Way to make a first impression, Darcy.

I hunkered down to retrieve the camera, and found myself staring at the leather uppers of a very expensive looking pair of men’s shoes.

"Kneeling won't be necessary."


“No need to kiss my feet either.”

My head shot up, a pithy retort at the ready, only to find my anger deflated by a smile. Not the blinding-white, fake Hollywood veneers that leave you picturing the skull beneath, but normal, nice even teeth with normal imperfections. It was a genuine smile.

"A joke," he said, by way of apology. "I'm Jack. Nice to meet you. Thanks for coming at such short notice."

That voice, with its foreign accent, rubbed over me like long-pile velvet. He extended a hand to help me up, and I couldn’t help but notice the expensive looking watch and the light dusting of hair on his tanned forearm. I took what he offered on reflex and he helped me back onto my feet. As he did so, I cast my eyes up to his face and was arrested by a pair of eyes greener than the stormy sea behind him and framed by the kind of dark, thick lashes any woman would kill for.

Ok, so maybe my client wasn’t bald. His hair was thick, dark and straight, groomed at the sides, but longer on top, and tousled by the wind.

Not exactly old either. I pegged him as early thirties, max.

And I couldn’t say he was fat. In fact, the way he filled the charcoal-grey suit, all broad-shoulders and narrow hips, I’d have said underneath all that expensive tailoring was a strong, athletic frame.

Not a trace of cigar smoke either, damn him. Just the clean, male smell of classy aftershave.

“Drop something?” he asked.

Yeah, I dropped something alright. My jaw. Probably my panties too. Bastard.

"Just my camera," I said. I had to smile up at him. He out-heighted me by a good half-foot, even in my low heels. Against my will, I felt my face heat.

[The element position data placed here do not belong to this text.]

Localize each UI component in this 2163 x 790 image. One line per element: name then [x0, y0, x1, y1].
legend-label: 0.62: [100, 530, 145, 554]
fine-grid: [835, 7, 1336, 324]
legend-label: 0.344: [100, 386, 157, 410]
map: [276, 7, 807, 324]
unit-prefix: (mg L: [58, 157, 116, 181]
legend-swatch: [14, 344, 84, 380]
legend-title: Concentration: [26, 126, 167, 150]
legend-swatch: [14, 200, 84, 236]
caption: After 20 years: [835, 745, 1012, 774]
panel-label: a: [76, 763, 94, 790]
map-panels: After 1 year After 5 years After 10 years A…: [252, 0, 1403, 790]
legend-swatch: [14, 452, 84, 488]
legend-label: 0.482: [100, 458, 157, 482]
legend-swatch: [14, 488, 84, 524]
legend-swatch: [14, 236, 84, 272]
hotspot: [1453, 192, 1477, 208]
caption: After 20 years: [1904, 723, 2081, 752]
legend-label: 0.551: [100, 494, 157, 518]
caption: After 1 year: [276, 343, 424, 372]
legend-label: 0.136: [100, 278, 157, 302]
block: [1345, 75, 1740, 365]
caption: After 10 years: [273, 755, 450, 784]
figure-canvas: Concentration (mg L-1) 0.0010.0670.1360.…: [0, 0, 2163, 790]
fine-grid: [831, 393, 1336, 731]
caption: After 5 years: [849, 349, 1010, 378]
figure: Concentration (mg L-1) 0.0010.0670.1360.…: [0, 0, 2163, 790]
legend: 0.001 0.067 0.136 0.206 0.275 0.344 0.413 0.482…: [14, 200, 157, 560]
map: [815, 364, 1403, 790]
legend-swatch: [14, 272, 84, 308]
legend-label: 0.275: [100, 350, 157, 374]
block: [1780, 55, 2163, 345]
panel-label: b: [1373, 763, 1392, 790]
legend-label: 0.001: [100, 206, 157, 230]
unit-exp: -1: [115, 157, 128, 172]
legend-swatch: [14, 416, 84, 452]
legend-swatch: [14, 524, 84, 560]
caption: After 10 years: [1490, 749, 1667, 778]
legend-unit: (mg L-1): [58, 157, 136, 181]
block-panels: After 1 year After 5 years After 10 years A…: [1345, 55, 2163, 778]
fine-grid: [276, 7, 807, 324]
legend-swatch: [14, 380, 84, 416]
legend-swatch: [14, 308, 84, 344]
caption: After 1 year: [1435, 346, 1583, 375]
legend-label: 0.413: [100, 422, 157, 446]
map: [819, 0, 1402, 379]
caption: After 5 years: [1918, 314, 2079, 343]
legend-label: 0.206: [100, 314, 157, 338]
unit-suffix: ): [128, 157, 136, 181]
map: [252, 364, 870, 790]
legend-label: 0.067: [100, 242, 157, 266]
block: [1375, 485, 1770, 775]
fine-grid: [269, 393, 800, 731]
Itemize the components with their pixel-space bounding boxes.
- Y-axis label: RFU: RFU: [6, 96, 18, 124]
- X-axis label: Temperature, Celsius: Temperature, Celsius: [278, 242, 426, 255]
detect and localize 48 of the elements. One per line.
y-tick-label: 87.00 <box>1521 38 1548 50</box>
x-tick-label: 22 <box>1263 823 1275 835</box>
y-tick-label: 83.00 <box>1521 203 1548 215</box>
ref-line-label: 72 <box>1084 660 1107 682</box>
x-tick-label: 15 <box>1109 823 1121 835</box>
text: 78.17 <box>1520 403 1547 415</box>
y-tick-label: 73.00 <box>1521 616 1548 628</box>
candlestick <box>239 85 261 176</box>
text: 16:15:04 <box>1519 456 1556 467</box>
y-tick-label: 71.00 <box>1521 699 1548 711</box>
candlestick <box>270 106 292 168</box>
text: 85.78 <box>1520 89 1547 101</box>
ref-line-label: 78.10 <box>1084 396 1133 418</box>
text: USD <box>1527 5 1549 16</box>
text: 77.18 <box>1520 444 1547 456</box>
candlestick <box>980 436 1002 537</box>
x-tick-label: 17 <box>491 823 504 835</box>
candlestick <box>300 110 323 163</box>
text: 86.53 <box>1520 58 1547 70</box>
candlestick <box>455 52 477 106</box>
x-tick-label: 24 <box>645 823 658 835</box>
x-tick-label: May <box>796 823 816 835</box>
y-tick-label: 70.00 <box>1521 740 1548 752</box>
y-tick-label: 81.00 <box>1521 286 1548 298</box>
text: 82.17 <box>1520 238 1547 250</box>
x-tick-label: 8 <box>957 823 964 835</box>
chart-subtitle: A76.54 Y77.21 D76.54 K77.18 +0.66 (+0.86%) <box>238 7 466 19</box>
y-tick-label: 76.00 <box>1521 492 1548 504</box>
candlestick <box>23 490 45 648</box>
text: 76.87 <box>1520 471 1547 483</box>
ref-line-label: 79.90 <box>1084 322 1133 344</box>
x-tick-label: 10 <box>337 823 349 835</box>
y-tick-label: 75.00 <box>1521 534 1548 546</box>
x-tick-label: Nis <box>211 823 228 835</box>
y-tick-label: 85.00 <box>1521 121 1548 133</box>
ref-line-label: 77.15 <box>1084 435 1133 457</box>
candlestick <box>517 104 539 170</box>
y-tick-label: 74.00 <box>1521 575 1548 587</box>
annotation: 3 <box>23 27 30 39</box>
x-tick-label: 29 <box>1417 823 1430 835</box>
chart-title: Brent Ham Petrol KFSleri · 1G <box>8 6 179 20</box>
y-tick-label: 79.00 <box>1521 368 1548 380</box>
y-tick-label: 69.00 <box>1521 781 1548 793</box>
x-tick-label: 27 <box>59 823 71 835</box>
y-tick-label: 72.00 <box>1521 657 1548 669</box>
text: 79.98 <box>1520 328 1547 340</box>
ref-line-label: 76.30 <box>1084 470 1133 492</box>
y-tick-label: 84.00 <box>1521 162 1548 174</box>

Windburn, Darcy. Most definitely.

In that moment, I hated the man even more for proving my assumptions wrong. Beyond that, I hated him for the undeniable flare of attraction that flushed my cheeks and flooded parts of my body I'd begun to think had gone to rust.

Appearances are deceptive, I berated myself. An asshole who happened to be sex on a stick was still an asshole.

I’d been right about one thing, he was American. There was no mistaking that smooth, liquid-sex drawl.

"Is it always this unsettled ‘round here?" he asked.

I sure couldn’t recall the last time I’d felt this unsettled in the presence of a man.